Our items in PARADISEC have resulted in significant access by the indigenous Kachin community (in Myanmar). In particular, the animated stories we created based on the archived materials, in collaboration with the local partners, have been widely viewed and appreciated by the local community. Most of the viewers are younger people between 18 and 34 years old, those who are worried about losing their oral tradition. I have also heard that local non-governmental educational institutions are using our items in  PARADISEC for teaching and research on the indigenous language and culture of northern Myanmar. (Keita Kurabe) See also the article about this here: Kurabe, Keita and Lu Awng. 2022. Kachin orature project: Documentation, archiving, and revitalization of oral heritage in northern Myanmar. In Sandman, Sarah, Shannon Bischoff, and Jens Clegg. (Eds) Voices: Perspectives from the International Year of Indigenous Languages. Language Documentation & Conservation Special Publication no. 27. [PP 75-93] Honolulu: University of Hawai’i Press https://hdl.handle.net/10125/74697


PARADISEC Case Study – Sugar Cane Days

“My area of research is postcolonial Pacific Island theatre. It’s a rich and dynamic field of artistic output, but remains a relatively neglected topic of world theatre scholarship – I think, in part, because scripted drama has a relatively short history in the region compared to other world literatures, and because theatre as a medium is ephemeral, lacking the same documentary record as some other artistic genres. Consequently, this can make regional theatre history research quite challenging; although print publication is becoming much more common for local plays, I have still had to search in a number of alternative places to collate material (especially from earlier periods) for research and teaching.

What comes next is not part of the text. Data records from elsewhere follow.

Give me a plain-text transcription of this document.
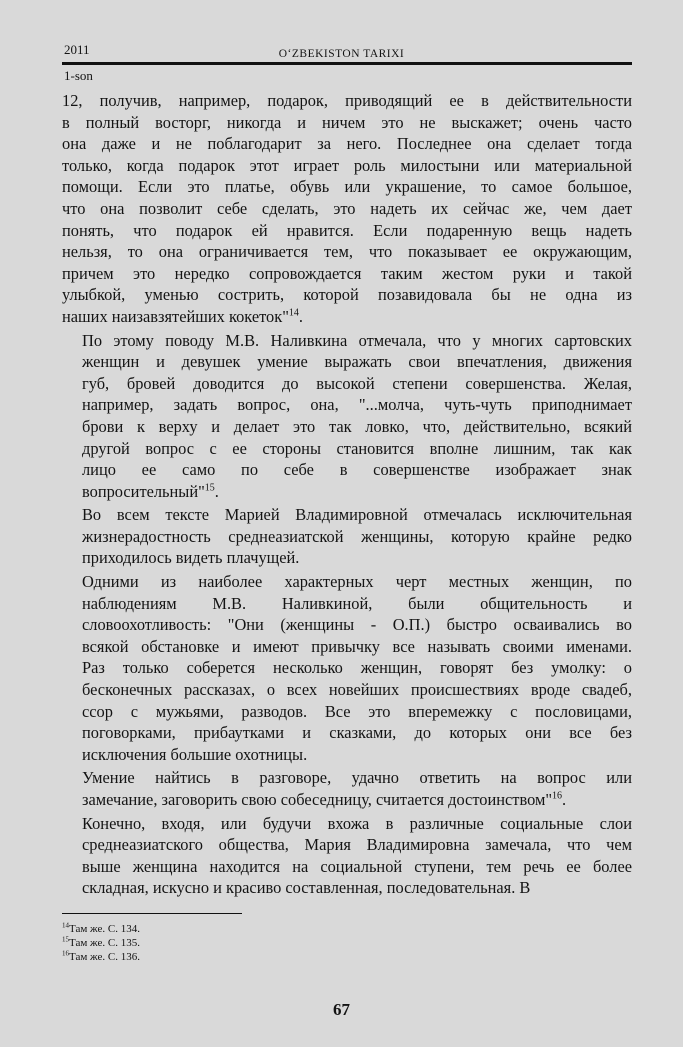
2011	O‘ZBEKISTON TARIXI
1-son

12, получив, например, подарок, приводящий ее в действительности
в полный восторг, никогда и ничем это не выскажет; очень часто
она даже и не поблагодарит за него. Последнее она сделает тогда
только, когда подарок этот играет роль милостыни или материальной
помощи. Если это платье, обувь или украшение, то самое большое,
что она позволит себе сделать, это надеть их сейчас же, чем дает
понять, что подарок ей нравится. Если подаренную вещь надеть
нельзя, то она ограничивается тем, что показывает ее окружающим,
причем это нередко сопровождается таким жестом руки и такой
улыбкой, уменью сострить, которой позавидовала бы не одна из
наших наизавзятейших кокеток"$^{14}$.

По этому поводу М.В. Наливкина отмечала, что у многих сартовских
женщин и девушек умение выражать свои впечатления, движения
губ, бровей доводится до высокой степени совершенства. Желая,
например, задать вопрос, она, "...молча, чуть-чуть приподнимает
брови к верху и делает это так ловко, что, действительно, всякий
другой вопрос с ее стороны становится вполне лишним, так как
лицо ее само по себе в совершенстве изображает знак
вопросительный"$^{15}$.

Во всем тексте Марией Владимировной отмечалась исключительная
жизнерадостность среднеазиатской женщины, которую крайне редко
приходилось видеть плачущей.

Одними из наиболее характерных черт местных женщин, по
наблюдениям М.В. Наливкиной, были общительность и
словоохотливость: "Они (женщины - О.П.) быстро осваивались во
всякой обстановке и имеют привычку все называть своими именами.
Раз только соберется несколько женщин, говорят без умолку: о
бесконечных рассказах, о всех новейших происшествиях вроде свадеб,
ссор с мужьями, разводов. Все это вперемежку с пословицами,
поговорками, прибаутками и сказками, до которых они все без
исключения большие охотницы.

Умение найтись в разговоре, удачно ответить на вопрос или
замечание, заговорить свою собеседницу, считается достоинством"$^{16}$.

Конечно, входя, или будучи вхожа в различные социальные слои
среднеазиатского общества, Мария Владимировна замечала, что чем
выше женщина находится на социальной ступени, тем речь ее более
складная, искусно и красиво составленная, последовательная. В

$^{14}$Там же. С. 134.
$^{15}$Там же. С. 135.
$^{16}$Там же. С. 136.
67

It was while I was researching examples of early post-independence drama from Papua New Guinea that I came across an online reference to a sound recording held in the PARADISEC archive of Albert Toro’s 1977 radio serial, Sugar Cane Days: a historical drama about the “blackbirding” days, recounting a young Bougainvillean man’s forced indenture in the Queensland cane fields during the nineteenth century. Whereas discrete sections of Toro’s play had been published in local literary anthologies and magazines in the early 1980s, no complete script of the play was available. I was extremely excited, therefore, to locate the complete five-part audio recording of the performance taken in Port Moresby in the 1970s, as well as an interview with Toro about the inspiration for, and genesis of, the play. Nick Thieberger agreed to make these unique sound files available in a format that could be loaded on to my computer, allowing me not only to listen to the original radio play in performance, but to create a verbatim transcript from the recording. I was able to clarify certain names and details with reference to historical materials, especially Toro’s own source texts, which were identified in the accompanying interview. As well as making the script available to PARADISEC to help enhance that archive and the visibility of Pacific drama, the hard copy has been useful for my teaching in Oceanic Theatre courses both in the United States and in Australia, where the text has added relevance as a reference to Queensland’s own Pacific histories. It has also been valuable for my research into historiographic theatre in Oceania (the subject of my PhD dissertation and my current book).”